Murdoch's World: Demagoguery, Propaganda, Scandal, Sleaze, and Warmongering
Mount Doom and Sauron's tower of Barad-dûr in Mordor, as depicted
in the Peter Jackson film. (Lord of the Rings)
Famed journalist George Seldes (1890 - 1995) condemned press prostitutes in books like "Lords of the Press," denouncing their corruption, suppression of truth, and news censorship before television reached large audiences, saying:
"The most sacred cow of the press is the press itself - the most powerful force against the general welfare of the majority of the people."
Australian journalist Bruce Page authored a book on Murdock titled, "The Murdoch Archipelago," calling him: "one of the world's leading villains (and) global pirate(s)," rampaging the mediasphere, telling world leaders what he expects from them and what he'll offer in return. It's "let's make a deal," Murdoch-style that's uncompromisingly hardball, some on the receiving end calling it an offer they can't refuse.
On air and in print, his operations support allies and beat up on adversaries, enough at times to affect political outcomes his way, especially in Britain and his native Australia, but also helping hard-right US candidates.
For mass audiences, he specializes in sensationalist pseudo-journalism, distorting the truth, at the same time juicing-up reports on murder, mayhem, mishaps, celebrity gossip and soft porn for audiences that love it.
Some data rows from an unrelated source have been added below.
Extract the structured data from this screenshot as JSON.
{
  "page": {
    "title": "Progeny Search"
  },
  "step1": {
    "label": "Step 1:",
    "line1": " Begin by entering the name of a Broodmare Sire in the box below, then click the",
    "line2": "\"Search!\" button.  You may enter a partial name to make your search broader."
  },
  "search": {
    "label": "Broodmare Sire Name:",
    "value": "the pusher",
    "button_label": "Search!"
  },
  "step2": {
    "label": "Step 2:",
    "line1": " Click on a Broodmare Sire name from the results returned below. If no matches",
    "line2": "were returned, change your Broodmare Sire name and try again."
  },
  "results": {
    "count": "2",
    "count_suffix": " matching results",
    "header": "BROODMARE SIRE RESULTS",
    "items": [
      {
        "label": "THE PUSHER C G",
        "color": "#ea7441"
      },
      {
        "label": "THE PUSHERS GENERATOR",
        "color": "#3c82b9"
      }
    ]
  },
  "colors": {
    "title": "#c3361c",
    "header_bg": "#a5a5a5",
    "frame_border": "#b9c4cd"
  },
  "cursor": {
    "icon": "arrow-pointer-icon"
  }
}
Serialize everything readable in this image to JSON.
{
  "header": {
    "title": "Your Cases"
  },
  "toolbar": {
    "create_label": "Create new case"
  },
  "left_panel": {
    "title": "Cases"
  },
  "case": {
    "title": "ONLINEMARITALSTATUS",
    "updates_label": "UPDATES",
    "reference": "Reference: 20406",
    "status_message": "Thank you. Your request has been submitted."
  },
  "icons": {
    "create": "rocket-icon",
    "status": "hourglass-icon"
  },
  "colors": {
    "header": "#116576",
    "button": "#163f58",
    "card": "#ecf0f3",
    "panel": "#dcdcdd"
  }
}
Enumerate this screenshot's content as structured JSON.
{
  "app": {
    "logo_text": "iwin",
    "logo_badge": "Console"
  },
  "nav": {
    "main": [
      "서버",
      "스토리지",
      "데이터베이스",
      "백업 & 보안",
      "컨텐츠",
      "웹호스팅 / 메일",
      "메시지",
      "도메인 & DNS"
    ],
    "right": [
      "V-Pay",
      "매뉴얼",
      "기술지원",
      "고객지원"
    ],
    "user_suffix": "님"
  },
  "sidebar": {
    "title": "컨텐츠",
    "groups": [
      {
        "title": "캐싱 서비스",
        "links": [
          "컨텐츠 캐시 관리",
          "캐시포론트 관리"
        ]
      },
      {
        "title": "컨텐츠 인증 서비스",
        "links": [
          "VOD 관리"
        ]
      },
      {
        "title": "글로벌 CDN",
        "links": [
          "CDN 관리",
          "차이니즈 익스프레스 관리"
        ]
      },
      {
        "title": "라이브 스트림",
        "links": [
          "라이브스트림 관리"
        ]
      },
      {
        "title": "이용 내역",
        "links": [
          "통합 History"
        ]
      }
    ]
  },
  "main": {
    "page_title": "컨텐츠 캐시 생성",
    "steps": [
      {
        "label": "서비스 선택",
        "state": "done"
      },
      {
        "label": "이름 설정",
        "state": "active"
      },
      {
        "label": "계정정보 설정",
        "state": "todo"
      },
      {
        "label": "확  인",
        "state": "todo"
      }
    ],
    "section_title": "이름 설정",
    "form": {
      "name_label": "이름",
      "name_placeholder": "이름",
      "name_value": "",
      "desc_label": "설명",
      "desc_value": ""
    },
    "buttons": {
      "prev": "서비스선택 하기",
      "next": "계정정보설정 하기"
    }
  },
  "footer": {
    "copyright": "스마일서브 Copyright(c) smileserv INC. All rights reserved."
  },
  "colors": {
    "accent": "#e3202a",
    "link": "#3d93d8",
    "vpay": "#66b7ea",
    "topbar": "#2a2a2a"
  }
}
He's so beyond respectability, in fact, that former Chicago columnist Mike Royko (1932 - 1997) once said "no self-respecting fish would (want to) be wrapped in a Murdoch paper....His goal (isn't) journalism, (it's) vast power, political power," and, of course, bottom line priorities. If ideologically acceptable and sells, he'll feature it and has for decades.
From his early beginnings to his current unrivaled media world status (unless scandal now brings him down), he's wielded unchallenged power ruthlessly as a world class predator, using deception, chicanery, arrogance, artfulness, charm, cunning, sheer muscle, will, intimidation, poisonous influence and toadying to get his way by bullying people to prevail.
Bereft of ethics, his media empire includes a bordello of print and broadcast outlets. In his book titled, "The Man Who Owns the News: Inside the Secret World of Rupert Murdoch," Michael Wolff called him a monarch, gangster and con man, interested only in power, control and profits.